Nutritional Counseling for Dental Disease - Dental Procedure Code Description
No matter how vigilant one's oral care regime, the irrepressible development of plaque, and the porous nature of teeth makes them prone to decay. Your dentist and proper oral hygiene are your best allies in forestalling tooth decay and periodontal disease, and the frequency of your visits to a dentist can help ensure your teeth remain healthy and in place for a lifetime.
However, if a pattern of decay starts to emerge, your dentist may decide to speak with you about the ways proper nutrition can support a healthy mouth and prevent decay. This form of nutritional counseling is the subject of this dental procedure code. Aside from offering such nutritional counseling to adults, this discussion is frequently held with new parents as their children's teeth start to erupt.

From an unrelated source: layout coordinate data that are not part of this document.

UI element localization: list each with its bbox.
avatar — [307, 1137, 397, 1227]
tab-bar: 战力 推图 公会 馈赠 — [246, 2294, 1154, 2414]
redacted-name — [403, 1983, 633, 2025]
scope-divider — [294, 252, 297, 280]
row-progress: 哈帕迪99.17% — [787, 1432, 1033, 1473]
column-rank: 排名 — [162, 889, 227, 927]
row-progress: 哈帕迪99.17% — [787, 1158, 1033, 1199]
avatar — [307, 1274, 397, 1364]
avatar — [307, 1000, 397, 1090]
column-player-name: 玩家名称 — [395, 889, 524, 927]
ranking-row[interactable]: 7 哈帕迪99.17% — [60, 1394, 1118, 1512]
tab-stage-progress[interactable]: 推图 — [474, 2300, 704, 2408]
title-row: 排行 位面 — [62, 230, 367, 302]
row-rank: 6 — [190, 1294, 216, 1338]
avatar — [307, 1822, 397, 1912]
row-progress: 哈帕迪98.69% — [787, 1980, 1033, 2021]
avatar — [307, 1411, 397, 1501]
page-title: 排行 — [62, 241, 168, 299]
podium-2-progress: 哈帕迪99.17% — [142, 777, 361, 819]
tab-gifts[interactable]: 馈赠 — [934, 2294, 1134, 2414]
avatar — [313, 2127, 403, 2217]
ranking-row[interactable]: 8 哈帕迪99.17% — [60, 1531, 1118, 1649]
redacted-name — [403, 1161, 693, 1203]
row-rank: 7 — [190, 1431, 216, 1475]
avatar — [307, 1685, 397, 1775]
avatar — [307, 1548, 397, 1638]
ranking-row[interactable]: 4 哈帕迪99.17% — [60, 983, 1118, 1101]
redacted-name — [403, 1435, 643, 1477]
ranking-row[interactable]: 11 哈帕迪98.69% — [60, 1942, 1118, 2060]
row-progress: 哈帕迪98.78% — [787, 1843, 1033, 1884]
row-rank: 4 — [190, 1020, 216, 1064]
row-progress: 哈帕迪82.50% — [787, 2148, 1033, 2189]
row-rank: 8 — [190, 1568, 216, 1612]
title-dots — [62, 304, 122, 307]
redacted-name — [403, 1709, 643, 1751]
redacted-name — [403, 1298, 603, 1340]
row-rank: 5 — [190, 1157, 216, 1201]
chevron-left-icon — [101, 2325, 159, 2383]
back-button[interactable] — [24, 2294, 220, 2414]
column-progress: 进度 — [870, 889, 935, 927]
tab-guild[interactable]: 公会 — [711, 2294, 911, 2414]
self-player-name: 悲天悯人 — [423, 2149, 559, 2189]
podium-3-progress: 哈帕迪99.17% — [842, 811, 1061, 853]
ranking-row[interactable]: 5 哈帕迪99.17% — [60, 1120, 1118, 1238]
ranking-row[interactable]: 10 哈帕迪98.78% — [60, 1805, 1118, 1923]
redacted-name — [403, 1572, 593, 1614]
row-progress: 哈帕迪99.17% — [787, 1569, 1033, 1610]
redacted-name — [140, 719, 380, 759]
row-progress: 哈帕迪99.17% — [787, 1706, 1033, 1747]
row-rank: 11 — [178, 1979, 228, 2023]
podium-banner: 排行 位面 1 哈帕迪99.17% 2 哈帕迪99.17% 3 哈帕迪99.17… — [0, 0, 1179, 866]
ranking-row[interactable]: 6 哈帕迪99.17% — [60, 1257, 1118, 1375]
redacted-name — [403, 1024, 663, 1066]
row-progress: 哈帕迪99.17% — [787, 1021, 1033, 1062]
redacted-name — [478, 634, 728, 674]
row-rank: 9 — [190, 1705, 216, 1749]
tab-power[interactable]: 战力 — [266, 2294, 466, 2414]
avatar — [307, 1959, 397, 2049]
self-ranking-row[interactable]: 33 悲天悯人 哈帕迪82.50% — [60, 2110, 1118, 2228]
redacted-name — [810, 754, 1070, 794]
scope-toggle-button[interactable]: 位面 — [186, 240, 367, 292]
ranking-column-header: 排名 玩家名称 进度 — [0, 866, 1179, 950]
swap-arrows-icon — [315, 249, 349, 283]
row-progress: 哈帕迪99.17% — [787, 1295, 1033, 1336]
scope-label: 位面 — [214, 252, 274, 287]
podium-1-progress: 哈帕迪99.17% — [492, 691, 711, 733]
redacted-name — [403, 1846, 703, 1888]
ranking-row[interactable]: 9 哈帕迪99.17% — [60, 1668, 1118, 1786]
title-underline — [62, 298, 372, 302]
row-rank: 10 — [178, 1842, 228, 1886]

In such a discussion, your dentist will likely suggest some of the foods that are good and bad for your teeth, and explain exactly why some of these foods have an impact on your oral care. As such, part of the discussion may evolve to cover the below suggestions:
Limit Snacking: Continual snacking provides and environment for bacteria to thrive and attack your tooth's enamel.
Protect Tooth Enamel: Help repair and remineralize tooth enamel by eating foods such as meats and cheese. Nuts and milk are also thought to help in this regard.
Eat Firm/Crunchy Fruits: Such fruits and vegetables are also good choices because of their high water content which dilutes the effects of the sugars they contain, and stimulate the flow of saliva.
Avoid Acidic Food: Acidic foods, such as citrus fruits, tomatoes, and lemons, should be eaten as part of a larger meal to minimize the acid they contain.
Chew Gum With Xylitol: Chewing this type of gum after each meal stimulates helps stimulate the flow of saliva - the best protector of teeth we possess.